Unlike CT Power which had to satisfy the court that it will abide by all the conditions laid down in the matter of respecting the terms of its EIA, it would appear ALTEO was not subjected to the same process before the new three-year coal-based contract was awarded to it without going through a bidding process. One would want to know the reason(s) why all power producers, including new ones, are not treated on a par with each other.

CT Power would legitimately have a serious concern with the additional supply (2× 45 MW) of electricity to the CEB by ALTEO, apparently allocated to it without following the necessary bid procedure, if that was effectively the case. Being a potential supplier of coal-based electricity to the CEB, CT Power would feel prejudiced inasmuch as the supply allocated to ALTEO might impact on the CEB demand from the very source CT Power was earmarked to meet. In the worst case, given the series of administrative tracasseries CT Power has been facing all these years, it would appear the plan would be to rid the place of anyone not forming part of the existing club of IPPs.

The entire process, from working our electricity supply at the edge of installed capacity as if to have no choice left than to renew the contracts of existing IPPs at the risk of facing serial power blackouts, appears to be going against the interests of the country. It is well known that precipitous decisions taken in the face of wilful or unintended emergency situations created in as sensitive an area as the country’s electricity supply carry a cost – a heavy cost.

Were we to keep playing in the hands of the historical producers, we would have nobody to blame but ourselves.

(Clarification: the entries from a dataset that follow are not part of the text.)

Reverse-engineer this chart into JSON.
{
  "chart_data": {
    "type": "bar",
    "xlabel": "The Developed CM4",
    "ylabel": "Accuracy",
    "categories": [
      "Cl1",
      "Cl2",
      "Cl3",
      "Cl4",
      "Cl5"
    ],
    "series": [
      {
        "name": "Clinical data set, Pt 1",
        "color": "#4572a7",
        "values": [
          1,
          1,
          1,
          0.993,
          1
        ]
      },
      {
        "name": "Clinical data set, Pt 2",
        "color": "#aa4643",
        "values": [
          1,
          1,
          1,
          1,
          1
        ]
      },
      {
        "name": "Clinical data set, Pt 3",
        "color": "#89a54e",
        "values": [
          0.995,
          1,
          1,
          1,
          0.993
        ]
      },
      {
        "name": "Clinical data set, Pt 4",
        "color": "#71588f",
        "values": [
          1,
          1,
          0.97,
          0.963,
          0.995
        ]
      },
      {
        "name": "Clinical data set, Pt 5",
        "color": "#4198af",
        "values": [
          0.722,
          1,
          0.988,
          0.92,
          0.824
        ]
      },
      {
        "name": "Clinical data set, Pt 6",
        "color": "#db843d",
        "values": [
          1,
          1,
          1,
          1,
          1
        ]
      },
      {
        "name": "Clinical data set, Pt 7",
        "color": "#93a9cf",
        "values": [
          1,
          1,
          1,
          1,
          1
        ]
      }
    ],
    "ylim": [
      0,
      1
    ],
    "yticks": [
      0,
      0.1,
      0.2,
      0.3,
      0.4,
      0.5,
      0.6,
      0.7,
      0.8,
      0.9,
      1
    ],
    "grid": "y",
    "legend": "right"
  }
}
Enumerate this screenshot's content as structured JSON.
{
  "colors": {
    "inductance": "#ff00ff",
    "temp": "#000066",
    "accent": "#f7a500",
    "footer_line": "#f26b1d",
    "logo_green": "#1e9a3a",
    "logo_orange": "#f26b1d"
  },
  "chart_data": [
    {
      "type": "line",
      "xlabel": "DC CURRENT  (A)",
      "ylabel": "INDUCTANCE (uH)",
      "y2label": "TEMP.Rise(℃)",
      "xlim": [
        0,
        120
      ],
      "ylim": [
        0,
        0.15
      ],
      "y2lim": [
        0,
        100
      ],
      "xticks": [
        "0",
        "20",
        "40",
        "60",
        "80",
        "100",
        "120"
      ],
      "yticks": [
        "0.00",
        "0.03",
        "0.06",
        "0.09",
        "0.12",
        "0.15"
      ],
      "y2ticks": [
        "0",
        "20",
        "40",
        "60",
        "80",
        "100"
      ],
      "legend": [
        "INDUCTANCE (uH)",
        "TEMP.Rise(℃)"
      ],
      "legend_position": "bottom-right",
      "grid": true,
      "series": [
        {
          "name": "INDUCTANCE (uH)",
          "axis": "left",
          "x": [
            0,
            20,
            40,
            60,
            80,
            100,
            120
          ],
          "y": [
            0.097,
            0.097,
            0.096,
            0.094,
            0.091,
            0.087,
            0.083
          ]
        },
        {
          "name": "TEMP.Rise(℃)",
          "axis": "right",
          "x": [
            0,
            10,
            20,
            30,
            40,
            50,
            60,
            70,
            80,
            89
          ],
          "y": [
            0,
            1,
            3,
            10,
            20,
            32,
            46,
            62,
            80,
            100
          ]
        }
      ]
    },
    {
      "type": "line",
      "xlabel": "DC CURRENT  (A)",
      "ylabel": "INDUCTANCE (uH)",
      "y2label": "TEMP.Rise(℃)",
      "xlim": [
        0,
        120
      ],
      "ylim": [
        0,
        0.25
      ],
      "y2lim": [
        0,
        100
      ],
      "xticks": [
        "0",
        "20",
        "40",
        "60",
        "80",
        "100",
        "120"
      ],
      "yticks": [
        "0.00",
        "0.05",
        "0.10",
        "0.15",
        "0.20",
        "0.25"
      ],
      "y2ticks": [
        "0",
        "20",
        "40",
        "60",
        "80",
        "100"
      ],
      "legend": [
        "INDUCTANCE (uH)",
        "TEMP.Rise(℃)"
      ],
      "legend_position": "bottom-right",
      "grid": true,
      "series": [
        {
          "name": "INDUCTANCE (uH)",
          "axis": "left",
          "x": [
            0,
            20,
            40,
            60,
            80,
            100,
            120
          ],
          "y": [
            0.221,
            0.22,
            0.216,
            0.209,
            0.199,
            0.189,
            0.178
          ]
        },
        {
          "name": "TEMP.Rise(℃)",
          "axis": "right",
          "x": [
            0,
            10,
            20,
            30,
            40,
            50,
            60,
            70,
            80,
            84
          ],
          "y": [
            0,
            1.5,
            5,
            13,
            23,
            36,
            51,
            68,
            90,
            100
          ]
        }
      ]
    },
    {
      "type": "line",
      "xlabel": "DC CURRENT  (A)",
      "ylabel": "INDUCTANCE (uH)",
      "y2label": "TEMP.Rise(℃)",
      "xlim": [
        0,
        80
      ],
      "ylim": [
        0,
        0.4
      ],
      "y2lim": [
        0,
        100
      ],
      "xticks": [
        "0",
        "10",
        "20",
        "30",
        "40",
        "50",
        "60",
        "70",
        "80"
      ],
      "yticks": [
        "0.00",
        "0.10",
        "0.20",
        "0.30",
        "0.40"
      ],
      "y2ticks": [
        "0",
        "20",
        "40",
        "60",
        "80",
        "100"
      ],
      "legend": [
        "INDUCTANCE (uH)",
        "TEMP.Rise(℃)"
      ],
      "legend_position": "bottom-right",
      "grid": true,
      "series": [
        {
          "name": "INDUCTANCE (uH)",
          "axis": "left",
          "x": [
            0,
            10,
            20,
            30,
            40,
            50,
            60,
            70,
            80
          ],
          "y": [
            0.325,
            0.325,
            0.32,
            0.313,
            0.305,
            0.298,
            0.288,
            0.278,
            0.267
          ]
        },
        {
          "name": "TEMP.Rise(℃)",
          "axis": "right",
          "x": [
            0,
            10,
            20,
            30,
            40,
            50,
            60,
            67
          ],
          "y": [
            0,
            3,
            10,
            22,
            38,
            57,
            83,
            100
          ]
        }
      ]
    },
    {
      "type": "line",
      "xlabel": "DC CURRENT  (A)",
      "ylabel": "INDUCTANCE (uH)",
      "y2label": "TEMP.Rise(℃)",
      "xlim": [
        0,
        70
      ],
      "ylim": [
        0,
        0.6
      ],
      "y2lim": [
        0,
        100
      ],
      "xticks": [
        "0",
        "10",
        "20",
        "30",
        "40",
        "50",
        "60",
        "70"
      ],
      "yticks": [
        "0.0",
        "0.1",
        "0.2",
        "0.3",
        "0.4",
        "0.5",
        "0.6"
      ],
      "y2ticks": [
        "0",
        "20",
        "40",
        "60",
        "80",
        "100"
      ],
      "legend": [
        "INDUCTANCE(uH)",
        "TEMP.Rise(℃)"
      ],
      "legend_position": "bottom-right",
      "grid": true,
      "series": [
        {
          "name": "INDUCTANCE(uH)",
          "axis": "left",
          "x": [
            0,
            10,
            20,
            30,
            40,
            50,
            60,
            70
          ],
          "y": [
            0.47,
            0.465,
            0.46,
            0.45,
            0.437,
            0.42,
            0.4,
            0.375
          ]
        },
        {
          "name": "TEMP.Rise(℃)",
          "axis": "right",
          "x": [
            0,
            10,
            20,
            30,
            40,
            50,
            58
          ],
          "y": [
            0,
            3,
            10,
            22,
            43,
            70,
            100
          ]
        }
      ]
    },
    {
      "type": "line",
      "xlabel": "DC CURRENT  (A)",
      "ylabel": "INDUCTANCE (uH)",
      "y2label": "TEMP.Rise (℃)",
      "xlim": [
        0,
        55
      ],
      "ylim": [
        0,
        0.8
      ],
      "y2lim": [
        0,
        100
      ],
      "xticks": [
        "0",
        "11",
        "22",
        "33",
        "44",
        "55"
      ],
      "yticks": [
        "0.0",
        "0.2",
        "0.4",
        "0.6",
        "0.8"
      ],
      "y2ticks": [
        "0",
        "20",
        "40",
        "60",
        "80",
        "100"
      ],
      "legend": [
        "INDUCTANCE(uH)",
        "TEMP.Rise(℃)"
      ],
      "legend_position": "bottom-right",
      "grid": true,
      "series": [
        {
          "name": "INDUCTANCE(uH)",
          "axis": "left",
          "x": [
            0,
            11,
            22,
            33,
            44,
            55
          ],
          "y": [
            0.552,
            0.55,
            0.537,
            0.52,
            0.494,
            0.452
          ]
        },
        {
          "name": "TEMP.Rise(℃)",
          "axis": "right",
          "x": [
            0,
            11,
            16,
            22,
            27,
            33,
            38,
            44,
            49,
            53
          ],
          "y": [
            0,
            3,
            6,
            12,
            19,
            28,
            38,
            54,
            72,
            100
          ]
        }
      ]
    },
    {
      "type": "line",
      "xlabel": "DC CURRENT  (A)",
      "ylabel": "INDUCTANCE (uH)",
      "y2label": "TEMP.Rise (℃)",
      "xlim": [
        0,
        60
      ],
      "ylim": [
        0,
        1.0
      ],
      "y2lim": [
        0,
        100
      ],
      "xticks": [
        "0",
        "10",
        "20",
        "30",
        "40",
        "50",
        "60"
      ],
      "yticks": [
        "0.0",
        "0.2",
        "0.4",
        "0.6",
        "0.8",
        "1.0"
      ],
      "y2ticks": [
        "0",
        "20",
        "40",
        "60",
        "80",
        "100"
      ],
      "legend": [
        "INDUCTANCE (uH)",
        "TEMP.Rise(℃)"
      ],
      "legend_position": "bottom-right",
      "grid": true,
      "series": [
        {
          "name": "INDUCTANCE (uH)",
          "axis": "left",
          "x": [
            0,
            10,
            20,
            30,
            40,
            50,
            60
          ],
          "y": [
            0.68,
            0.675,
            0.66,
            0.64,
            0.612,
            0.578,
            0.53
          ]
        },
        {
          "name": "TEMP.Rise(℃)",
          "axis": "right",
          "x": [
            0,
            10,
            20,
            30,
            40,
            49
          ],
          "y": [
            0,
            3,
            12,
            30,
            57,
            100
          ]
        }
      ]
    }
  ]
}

We would also have to admit, by the same token, that the reality is that we could push the sector to its extreme limits each time at the risk of blackouts to suit the pursuits of a handful of producers making the difference between whether we get our light or remain in the darkness they confine us to from time to time.

For a government which claimed to tread solidly on principles, there is a big public disappointment from the deeds it has been doing or not doing.